- Classification: Latter Day Saint
- Polity: Hierarchical
- Founder: Alexandre Caffiaux
- Origin: 1964
- Separated from: Church of Jesus Christ of Latter Day Saints (Strangite)

= Holy Church of Jesus Christ =

Holy Church of Jesus Christ was a schismatic sect in the Latter Day Saint movement that formed under the leadership of Alexandre Caffiaux, a French member of the Church of Jesus Christ of Latter Day Saints (Strangite).

In 1963, Caffiaux travelled from France to Wisconsin to become a member of the Strangite church. In Wisconsin, he was baptized and was ordained to the priesthood. On his return flight to France, Caffiaux reported receiving a revelation from God that he was the rightful successor to Joseph Smith, Jr. and James J. Strang and that he should become the head of the church.
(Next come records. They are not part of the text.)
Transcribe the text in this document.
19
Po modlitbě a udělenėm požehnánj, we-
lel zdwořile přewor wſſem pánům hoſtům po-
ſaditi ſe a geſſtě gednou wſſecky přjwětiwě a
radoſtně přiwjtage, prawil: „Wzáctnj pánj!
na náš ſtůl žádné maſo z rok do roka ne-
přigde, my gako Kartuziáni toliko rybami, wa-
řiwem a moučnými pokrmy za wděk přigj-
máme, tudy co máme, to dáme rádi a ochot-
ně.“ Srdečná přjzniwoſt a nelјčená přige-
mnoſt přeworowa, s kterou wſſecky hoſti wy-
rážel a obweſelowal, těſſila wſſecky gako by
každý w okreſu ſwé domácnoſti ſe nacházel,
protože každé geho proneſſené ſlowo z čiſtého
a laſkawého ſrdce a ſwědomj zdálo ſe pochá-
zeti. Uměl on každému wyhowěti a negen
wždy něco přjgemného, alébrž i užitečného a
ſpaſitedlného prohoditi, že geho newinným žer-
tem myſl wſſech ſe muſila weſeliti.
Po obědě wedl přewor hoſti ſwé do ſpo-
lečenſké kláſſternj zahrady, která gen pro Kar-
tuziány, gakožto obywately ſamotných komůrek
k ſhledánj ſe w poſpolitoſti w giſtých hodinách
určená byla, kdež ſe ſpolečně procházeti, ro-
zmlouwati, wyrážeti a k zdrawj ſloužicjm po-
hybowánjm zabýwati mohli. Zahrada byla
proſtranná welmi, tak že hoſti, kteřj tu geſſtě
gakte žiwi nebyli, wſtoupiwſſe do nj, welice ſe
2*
In 1964, while visiting Iran, Caffiaux reported being visited by an angel in a vision and being ordained a prophet, seer, and revelator and the embodiment of the First Presidency of the Melchizedek priesthood. Other Strangite adherents in France supported Caffiaux in his claims.
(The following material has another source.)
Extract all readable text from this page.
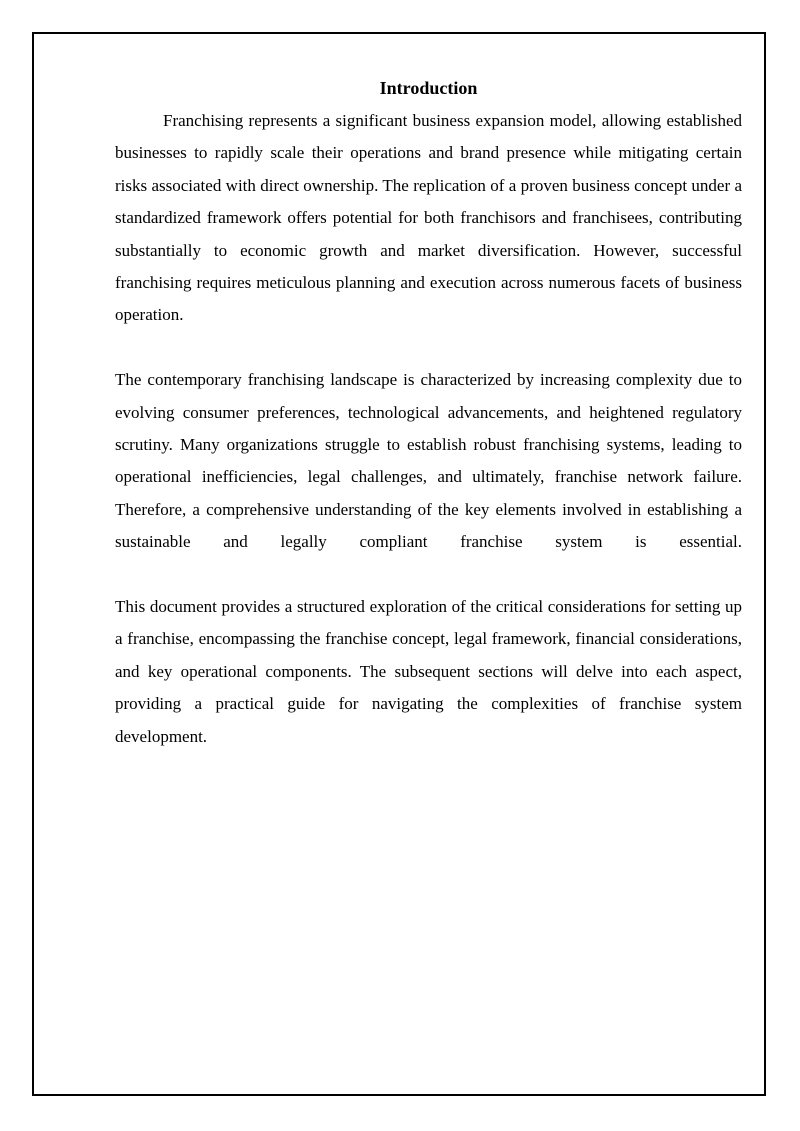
Introduction

Franchising represents a significant business expansion model, allowing established businesses to rapidly scale their operations and brand presence while mitigating certain risks associated with direct ownership. The replication of a proven business concept under a standardized framework offers potential for both franchisors and franchisees, contributing substantially to economic growth and market diversification. However, successful franchising requires meticulous planning and execution across numerous facets of business operation.

The contemporary franchising landscape is characterized by increasing complexity due to evolving consumer preferences, technological advancements, and heightened regulatory scrutiny. Many organizations struggle to establish robust franchising systems, leading to operational inefficiencies, legal challenges, and ultimately, franchise network failure. Therefore, a comprehensive understanding of the key elements involved in establishing a sustainable and legally compliant franchise system is essential.

This document provides a structured exploration of the critical considerations for setting up a franchise, encompassing the franchise concept, legal framework, financial considerations, and key operational components. The subsequent sections will delve into each aspect, providing a practical guide for navigating the complexities of franchise system development.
Although Caffiaux called for a general church conference to consider his claims, none was called. At a conference of the Strangite church in France, the Strangite adherents voted to rename their congregation "Église sainte de Jésus Christ" — the "Holy Church of Jesus Christ". In 1978, the Strangite church formally rejected Caffiaux's claims.

In 1966, the Holy Church of Jesus Christ had congregations in France and in New Mexico in the United States. The organization is now defunct.